The futures contract for natural gas for delivery in January 2006 is currently over $15 per million BTUs. The same contract traded under $8 this time last year, and that was high compared to historical averages of $2-3/MMBTU. Its current price equates to $90/barrel crude oil and suggests that our natural gas supplies are even tighter than for crude oil, since the two commodities were trading at a rough energy-equivalent parity until recently. While this is partly a function of icy cold weather in the Northeast and the extended recovery from this year's hurricanes, the causes go much deeper.

The switch by industry and utilities from oil to natural gas played a key role in resolving the energy crises of the 1970s and early 1980s. US gas demand has grown steadily ever since. Natural gas now accounts for 18% of total US electricity generation--50% more than in 1991--and has dominated new electric generating capacity construction for more than a decade, as a result of the tremendous improvements in combined cycle gas turbines and the impact of environmental regulations restricting power plant emissions. This will be an even more important factor in the future, because of the low greenhouse gas emissions of natural gas-fired power plants.

Unfortunately, investment in gas resource development and pipeline infrastructure has been more sporadic, and this wasn't helped by industry forecasts as recently as 1999 that anticipated ample future supplies to meet the expected rapid growth in demand. When power plant developers chose gas-fired technologies over coal or other alternatives, they did so with reasonable assurances that the gas would be there for them at an affordable price. Calpine was one of the companies that placed big, strategic bets on this proposition, and those bets are now coming due.

So over the course of a few years, we've gone from an expected surplus to a serious shortfall, and that didn't just happen because of some hurricanes in the Gulf Coast. The decline of US oil production and the oil industry's understandable shift to looking overseas for larger production opportunities is an important factor. Reduced domestic oil production decreased the potential for "associated gas", i.e. natural gas produced from crude oil reservoirs. Combine that with more rapid decline rates from mature gas fields and the drilling bans and other restrictions I've been railing against since I started this blog, and we have the perfect setup for a gas crunch. The twin storms of 2005 merely hastened its arrival by a year or two.

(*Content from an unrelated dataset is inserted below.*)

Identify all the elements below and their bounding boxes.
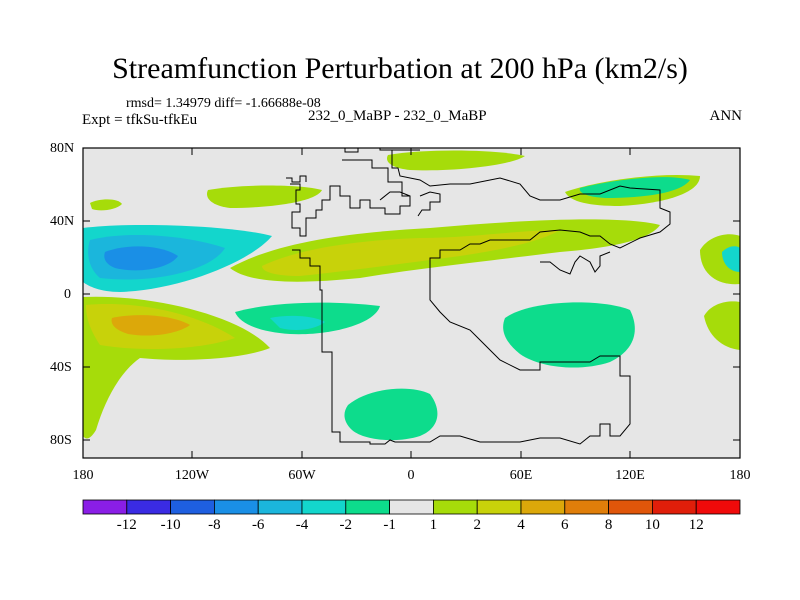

The only mitigating factor today is that the key gas-consuming industries in the Gulf Coast were as badly affected by the hurricanes as the gas production itself, with the result that the levels of gas in storage for winter have been about normal for this time of year. That stored gas won't last long, though, if industrial demand returns to normal while supplies remain shut in. I doubt we'll experience residential supply interruptions, but companies that rely on gas may face actual interruption of deliveries, not just high prices. After a few months of that, I suspect those proposed LNG import terminals won't look nearly so scary.